Though the sounds of Israeli bombs and gunfire often shake the walls of his three-story home, it is the refuge of choice not just for him, his wife and seven children, but for four other families.

‘There's no place to go to be safe’
“It’s logical that you would ask me why I stay here,” Humeid, 39, said during a telephone interview on Thursday that was interrupted at least five times by nearby fighting and explosions. “There’s simply no place to go. Even in the whole of Gaza there’s no place to go to be safe.”

Humeid said that despite the fighting raging nearby, his home in the center of Jebaliya — a 2-square-kilometer (or about ¾-square-mile) area inhabited by more than 100,000 people — is considered safer than the homes on the camp’s periphery.
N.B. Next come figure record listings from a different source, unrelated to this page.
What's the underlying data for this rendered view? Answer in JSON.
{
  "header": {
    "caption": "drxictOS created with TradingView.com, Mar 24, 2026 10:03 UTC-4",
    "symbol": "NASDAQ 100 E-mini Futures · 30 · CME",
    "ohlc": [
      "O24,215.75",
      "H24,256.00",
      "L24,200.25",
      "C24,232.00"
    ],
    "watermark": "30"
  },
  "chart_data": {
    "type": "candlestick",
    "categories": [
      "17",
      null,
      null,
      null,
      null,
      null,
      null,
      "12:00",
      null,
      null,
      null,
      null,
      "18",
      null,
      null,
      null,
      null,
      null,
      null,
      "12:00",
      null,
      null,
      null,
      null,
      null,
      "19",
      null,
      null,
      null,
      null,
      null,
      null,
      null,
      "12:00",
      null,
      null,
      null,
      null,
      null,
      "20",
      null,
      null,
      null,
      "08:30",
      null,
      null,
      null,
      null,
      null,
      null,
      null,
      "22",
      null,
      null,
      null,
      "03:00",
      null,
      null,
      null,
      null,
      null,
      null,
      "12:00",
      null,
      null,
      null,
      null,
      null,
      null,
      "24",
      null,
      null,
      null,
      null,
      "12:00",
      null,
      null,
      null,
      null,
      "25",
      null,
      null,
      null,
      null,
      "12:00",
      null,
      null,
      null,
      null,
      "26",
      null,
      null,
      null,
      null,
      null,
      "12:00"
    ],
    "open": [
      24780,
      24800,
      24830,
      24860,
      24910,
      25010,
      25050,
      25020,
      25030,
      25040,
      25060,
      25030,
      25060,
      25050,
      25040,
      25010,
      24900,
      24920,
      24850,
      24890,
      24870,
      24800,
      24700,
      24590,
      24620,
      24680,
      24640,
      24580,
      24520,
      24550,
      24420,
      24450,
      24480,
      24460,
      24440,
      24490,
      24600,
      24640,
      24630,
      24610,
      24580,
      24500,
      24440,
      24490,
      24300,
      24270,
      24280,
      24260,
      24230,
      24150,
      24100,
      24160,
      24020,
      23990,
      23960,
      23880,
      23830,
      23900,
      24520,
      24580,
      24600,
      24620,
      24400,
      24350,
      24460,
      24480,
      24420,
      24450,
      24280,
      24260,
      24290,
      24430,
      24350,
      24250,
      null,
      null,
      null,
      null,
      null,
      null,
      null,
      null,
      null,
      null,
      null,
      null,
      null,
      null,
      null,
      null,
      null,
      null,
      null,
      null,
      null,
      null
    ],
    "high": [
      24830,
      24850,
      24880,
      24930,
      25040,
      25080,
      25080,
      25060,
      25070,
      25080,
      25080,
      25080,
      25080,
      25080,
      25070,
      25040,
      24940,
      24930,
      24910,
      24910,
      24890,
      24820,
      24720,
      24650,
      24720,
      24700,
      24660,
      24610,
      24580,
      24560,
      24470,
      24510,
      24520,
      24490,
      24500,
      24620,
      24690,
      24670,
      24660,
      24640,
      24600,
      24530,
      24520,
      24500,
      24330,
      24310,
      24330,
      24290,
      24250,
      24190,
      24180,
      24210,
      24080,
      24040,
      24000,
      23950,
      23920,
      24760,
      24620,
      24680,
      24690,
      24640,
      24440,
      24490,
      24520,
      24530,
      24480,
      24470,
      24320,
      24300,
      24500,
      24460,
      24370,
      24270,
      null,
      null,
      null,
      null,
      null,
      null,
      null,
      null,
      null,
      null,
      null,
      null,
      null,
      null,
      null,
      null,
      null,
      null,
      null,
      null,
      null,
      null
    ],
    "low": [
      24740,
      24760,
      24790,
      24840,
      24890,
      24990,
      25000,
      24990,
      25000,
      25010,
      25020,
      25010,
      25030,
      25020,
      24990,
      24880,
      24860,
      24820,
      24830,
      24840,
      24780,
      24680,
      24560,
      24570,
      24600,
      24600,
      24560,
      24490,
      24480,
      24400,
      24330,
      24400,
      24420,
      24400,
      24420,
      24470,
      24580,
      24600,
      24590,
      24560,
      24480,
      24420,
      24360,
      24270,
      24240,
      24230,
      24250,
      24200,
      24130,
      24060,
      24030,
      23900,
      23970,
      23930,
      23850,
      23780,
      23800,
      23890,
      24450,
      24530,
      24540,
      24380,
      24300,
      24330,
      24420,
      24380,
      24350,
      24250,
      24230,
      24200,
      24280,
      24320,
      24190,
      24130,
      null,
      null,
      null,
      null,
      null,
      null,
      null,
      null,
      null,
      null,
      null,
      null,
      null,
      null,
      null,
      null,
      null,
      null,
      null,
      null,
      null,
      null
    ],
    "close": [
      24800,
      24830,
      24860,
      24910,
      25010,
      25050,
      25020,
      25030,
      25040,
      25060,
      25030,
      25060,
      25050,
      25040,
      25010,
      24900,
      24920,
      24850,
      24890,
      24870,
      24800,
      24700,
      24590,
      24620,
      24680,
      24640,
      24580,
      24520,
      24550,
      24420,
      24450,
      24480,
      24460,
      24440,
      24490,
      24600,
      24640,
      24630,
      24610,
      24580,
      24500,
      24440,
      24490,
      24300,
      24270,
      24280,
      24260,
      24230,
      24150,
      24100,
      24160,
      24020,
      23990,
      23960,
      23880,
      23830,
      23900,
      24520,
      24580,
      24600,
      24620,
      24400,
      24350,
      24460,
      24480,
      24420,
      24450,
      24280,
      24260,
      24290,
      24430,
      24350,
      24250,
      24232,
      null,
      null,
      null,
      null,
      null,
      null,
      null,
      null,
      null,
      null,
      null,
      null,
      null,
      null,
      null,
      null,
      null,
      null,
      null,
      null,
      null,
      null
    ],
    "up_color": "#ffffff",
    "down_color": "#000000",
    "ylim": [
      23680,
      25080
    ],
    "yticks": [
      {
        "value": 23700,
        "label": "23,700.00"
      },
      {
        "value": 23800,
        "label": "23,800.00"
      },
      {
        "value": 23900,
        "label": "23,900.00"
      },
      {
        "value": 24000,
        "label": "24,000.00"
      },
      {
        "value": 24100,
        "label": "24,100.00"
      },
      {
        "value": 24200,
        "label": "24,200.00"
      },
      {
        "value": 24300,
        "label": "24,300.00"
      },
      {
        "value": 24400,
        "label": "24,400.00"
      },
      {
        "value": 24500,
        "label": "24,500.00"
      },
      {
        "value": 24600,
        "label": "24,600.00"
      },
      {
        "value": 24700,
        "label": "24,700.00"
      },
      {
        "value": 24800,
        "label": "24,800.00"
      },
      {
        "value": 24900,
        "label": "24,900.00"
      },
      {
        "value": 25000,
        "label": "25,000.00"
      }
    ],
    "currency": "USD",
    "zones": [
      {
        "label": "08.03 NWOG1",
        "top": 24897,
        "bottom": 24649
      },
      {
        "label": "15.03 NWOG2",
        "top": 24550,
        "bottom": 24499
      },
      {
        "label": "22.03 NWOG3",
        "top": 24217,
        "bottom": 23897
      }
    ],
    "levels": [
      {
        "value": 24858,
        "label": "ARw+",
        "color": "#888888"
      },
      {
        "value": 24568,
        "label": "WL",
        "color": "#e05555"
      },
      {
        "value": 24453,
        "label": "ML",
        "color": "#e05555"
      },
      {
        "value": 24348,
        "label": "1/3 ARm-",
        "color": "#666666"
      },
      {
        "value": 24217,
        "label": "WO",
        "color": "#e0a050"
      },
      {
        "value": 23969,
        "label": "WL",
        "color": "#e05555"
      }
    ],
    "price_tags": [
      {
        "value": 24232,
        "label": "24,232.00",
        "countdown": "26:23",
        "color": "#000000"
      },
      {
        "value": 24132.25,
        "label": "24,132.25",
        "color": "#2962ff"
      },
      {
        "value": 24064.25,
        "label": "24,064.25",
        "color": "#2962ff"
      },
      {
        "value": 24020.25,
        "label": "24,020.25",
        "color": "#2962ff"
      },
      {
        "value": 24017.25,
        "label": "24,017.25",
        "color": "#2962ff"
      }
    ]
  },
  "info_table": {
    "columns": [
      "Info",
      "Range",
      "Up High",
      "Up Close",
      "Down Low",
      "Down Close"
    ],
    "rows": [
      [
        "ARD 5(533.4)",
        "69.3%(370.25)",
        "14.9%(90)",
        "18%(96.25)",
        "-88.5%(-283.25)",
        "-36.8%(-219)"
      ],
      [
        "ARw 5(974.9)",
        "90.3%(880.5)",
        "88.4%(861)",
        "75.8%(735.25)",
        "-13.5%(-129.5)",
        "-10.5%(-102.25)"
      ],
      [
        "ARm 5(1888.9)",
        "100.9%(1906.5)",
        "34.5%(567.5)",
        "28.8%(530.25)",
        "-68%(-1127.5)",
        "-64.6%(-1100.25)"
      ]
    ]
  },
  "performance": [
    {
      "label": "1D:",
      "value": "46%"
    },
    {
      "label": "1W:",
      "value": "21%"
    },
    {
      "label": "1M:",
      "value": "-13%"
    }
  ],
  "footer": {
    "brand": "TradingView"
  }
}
So he has taken in the families of two sisters, a niece and a brother — more than 30 people in all.

Humeid’s home is just a few hundred meters from a U.N. School where dozens of people were killed when it came under Israeli artillery fire on Jan. 6.

Though it may be marginally safer, life in the camp is difficult, he said.

Getting water has been a recurring problem, he said. With electricity available only sporadically to pump water into rooftop tanks, they are always short and actually ran out two days ago. And when needed to do some repairs on the water system, he worried that he would become a target of Israeli drones which look for suspicious activity. Humeid said he did the repairs in several stages, only daring to stay on his roof for minutes at a time.

Food, other supplies extremely limited
Meals at Humeid’s house are limited to whatever the nearest markets have in stock, usually just locally grown vegetables. Shipments of vegetables that normally come from rural areas outside Jebaliya are limited, he said, because those areas are under Israeli control. He said it’s too dangerous to travel as far as would be necessary to buy meat—and what they had in the refrigerator ran out many days ago. Supplies for babies — like diapers — are available only on occasionally, he said.

Humeid, who usually runs a psycho-social program supported by the U.S.-based humanitarian group Mercy Corps, said the more than 20 children under 12 in his home have shown remarkable resilience given the difficult circumstances.

“They play games, tell stories and jokes.” He said. “In front of the house we have a large area with some trees. It’s not 100 percent safe, but they can spend some time there.”

But he said the children also sleep more than normal — perhaps because of long hours without electricity or as an escape from fear. He also said he has seen some “regressive behaviors” like bed-wetting, which he believes is a result of the crisis.

“It’s very difficult for everyone,” says Humeid. “But it is most difficult for the thousands of people who have been displaced from their houses, like those who are staying with my family.”